Róża skrzywiła się, gdy Kanapkobrody zaproponował, by każdy członek załogi opowiedział historię swojego życia. Nie lubiła mówić o przeszłości. Wróciła pamięcią do dawnych lat, lecz dostrzegła tylko jeden kolorowy epizod. Wiedziała, że jej opowieść może jedynie zepsuć przyjemną atmosferę, która unosiła się w powietrzu pośród oparów dymu papierosowego i zapachu rumu. Leniwie zaciągnęła się papierosem i z beznamiętnym wzrokiem zawieszonym w losowym punkcie, wysłuchała historii towarzyszy. Miała cichą nadzieję, że reszta załogi nie dotrwa do jej kolejki. Obstawiała, że do północy większość towarzystwa będzie pijana do tego stopnia, że rozejdzie się do domów lub przynajmniej zaśnie gdzieś w kącie karczmy. Nie miała jednak tyle szczęścia. Gdy pewna jasnowłosa dziewczyna skończyła przemawiać, kilka osób wbiło w nią wyczekujący wzrok. Nie od razu zdała sobie z tego sprawę. Ktoś chrząknął i dopiero to wyrwało ją z zamyślenia. Westchnęła głęboko i kiwnęła kilkukrotnie głową.

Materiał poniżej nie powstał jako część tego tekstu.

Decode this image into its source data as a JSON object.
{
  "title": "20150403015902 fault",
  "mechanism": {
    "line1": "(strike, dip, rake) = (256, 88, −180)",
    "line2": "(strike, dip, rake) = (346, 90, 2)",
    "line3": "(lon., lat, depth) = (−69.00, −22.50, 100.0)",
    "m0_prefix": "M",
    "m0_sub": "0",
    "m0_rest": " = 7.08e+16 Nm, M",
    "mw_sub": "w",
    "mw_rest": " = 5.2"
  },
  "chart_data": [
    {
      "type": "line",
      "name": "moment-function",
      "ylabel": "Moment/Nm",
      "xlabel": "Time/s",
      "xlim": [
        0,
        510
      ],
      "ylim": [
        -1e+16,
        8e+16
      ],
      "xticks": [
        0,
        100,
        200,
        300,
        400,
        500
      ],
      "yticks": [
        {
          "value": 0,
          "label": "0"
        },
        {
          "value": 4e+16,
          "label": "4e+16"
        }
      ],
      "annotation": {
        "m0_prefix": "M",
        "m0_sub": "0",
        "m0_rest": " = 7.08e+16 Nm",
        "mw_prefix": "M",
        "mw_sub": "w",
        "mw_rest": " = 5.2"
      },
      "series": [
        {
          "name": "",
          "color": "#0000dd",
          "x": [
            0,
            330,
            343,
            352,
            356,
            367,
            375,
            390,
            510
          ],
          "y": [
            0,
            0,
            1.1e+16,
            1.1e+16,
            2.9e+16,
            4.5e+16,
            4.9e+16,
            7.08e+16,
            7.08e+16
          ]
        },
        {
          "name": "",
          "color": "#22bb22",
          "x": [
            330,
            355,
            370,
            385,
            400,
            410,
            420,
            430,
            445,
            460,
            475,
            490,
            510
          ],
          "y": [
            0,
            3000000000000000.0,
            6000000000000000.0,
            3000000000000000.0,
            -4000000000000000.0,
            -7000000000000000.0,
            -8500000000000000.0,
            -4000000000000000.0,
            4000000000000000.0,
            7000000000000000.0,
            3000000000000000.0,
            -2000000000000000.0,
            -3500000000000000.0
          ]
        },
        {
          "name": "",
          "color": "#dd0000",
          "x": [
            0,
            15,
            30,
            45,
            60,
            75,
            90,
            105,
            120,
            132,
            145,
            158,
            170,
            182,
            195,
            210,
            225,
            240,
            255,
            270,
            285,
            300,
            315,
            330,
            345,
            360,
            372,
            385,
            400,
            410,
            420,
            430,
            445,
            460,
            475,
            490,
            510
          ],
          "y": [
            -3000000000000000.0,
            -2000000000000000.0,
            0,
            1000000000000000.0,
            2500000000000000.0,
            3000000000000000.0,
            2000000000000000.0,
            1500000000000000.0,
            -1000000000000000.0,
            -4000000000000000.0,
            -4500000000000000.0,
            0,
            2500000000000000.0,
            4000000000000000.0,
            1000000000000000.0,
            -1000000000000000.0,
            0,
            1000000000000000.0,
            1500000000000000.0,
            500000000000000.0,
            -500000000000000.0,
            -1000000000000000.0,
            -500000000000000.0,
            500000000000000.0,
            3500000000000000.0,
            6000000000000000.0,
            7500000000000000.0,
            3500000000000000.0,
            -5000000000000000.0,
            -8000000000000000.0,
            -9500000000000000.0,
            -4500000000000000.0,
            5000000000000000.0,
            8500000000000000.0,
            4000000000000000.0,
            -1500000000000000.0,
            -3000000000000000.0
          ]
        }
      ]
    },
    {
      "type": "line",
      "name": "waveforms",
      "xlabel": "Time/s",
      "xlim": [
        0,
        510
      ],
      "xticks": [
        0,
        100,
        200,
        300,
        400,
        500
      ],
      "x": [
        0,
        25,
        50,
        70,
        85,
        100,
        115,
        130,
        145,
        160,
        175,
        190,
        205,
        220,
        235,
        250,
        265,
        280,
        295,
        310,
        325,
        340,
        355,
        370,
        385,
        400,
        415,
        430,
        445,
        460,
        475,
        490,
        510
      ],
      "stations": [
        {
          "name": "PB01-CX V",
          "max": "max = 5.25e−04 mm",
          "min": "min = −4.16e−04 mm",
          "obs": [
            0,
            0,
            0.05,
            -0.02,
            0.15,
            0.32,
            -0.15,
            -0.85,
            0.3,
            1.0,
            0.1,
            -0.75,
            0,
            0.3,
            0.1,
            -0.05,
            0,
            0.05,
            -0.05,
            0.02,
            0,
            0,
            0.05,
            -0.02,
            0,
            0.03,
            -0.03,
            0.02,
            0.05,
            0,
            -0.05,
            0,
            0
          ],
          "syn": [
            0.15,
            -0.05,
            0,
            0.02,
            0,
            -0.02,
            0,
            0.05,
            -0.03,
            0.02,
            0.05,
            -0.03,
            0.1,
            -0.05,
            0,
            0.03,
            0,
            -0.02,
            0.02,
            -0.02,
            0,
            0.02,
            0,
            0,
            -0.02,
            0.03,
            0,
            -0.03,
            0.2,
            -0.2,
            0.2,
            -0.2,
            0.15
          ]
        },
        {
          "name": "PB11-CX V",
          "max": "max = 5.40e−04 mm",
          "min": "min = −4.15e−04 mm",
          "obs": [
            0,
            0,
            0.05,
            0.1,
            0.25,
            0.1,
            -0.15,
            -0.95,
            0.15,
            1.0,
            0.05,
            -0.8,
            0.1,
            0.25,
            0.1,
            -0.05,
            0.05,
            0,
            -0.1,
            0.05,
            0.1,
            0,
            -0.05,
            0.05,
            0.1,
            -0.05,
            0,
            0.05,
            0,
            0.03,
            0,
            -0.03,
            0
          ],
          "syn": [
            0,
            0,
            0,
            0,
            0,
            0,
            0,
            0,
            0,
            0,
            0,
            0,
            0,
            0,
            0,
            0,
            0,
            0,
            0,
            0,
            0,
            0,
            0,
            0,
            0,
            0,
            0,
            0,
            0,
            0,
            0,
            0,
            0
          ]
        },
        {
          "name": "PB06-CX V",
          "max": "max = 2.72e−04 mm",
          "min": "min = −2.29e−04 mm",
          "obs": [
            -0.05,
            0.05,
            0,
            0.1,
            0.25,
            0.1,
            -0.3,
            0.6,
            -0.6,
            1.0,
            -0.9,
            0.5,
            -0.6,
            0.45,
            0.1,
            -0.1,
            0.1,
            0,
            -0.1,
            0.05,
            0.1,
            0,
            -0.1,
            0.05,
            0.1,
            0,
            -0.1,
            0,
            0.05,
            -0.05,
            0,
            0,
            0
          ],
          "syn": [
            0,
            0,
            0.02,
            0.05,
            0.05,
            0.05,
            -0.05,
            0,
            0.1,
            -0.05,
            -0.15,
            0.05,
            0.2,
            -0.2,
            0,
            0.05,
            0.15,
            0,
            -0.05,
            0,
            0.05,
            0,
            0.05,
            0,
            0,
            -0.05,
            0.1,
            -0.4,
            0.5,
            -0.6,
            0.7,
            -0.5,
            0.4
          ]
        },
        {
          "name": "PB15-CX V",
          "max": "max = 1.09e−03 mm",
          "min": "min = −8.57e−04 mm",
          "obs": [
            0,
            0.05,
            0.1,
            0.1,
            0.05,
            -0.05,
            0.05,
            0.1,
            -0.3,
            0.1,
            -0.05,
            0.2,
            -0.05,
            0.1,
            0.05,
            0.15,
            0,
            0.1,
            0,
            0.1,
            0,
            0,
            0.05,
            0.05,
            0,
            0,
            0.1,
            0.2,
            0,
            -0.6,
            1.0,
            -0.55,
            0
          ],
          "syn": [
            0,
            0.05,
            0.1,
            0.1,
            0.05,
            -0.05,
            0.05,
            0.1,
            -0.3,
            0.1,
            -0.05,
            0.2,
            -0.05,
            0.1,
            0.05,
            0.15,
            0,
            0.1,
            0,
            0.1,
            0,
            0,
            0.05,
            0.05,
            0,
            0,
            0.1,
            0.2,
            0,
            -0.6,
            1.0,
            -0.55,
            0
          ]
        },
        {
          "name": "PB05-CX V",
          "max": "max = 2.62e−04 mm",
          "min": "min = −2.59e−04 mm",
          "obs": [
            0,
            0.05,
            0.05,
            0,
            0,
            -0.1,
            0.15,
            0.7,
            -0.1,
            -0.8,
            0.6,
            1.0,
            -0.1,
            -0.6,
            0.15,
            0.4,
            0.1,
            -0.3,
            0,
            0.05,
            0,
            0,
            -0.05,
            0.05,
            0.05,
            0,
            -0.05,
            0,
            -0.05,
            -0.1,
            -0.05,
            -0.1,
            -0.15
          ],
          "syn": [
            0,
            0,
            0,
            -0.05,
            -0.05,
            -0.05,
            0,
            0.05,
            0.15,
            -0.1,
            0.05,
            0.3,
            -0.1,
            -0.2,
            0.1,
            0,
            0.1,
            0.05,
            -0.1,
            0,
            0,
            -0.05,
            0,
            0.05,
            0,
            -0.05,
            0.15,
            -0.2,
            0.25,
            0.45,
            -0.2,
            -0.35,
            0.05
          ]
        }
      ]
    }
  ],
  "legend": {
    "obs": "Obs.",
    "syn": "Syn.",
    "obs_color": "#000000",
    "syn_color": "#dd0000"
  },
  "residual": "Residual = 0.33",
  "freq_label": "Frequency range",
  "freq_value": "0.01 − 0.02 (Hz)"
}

- Dobra, już dobra - mruknęła. Zanim przystąpiła do opowiadania, wzięła do ręki ciężki kufel i dopiła resztki rumu. Pogoniła majtka, który akurat wpadł w jej oko, by polał trunku aż po same brzegi. Musiała być bardziej wstawiona, by słowa łatwiej przechodziły przez usta. - Jak pewnie już wiecie, nazywam się Róża. Nie pytajcie o moje nazwisko.
Dziewczyna przejechała wzrokiem po wpatrzonych w nią twarzach, jakby chciała się upewnić, czy nie dostrzeże w nich śladów oburzenia. Śmiałości dodawał jej fakt, że większość osób była już zalana w sztok i prawdopodobnie nazajutrz nie będą pamiętać o jej słowach. Zaciągnęła się papierosem i kontynuowała opowieść.
- Nie znam swoich rodziców. Ja i mój świętej pamięci brat bliźniak, zostaliśmy porzuceni od razu po narodzinach. Schowano nas do wiklinowego koszyczka i pozostawiono pod kościołem. Nad losem dwóch niewinnych stworzeń zlitowało się stare konserwatywne małżeństwo mieszkające niedaleko nadbrzeża. Staruszkowie nie byli tacy tragiczni, ale w życiu nie nazwałabym ich rodzicami. Dawali nam jedzenie oraz ubrania, ale skąpili miłości. Nic dziwnego - po prostu nas nie kochali. Doskonale zdawaliśmy sobie z tego sprawę i żebyśmy przypadkiem nie zapomnieli, na każdym kroku sugerowali, że jesteśmy wrzodami na ich szanownych tyłkach.
Poza nami mieli jeszcze dwójkę rodzonych synów. Nazywali się Robert i Richard i byli od nas starsi o sześć lat. Określiłabym ich mianem sadystów - uwielbiali znęcać się nad zwierzętami, ale także nad moim bratem. Mi darowali z tego powodu, że jestem dziewczyną. Kuba nie potrafił się im postawić. Bał się, ponieważ byli dwa razy wyżsi i silniejsi od niego.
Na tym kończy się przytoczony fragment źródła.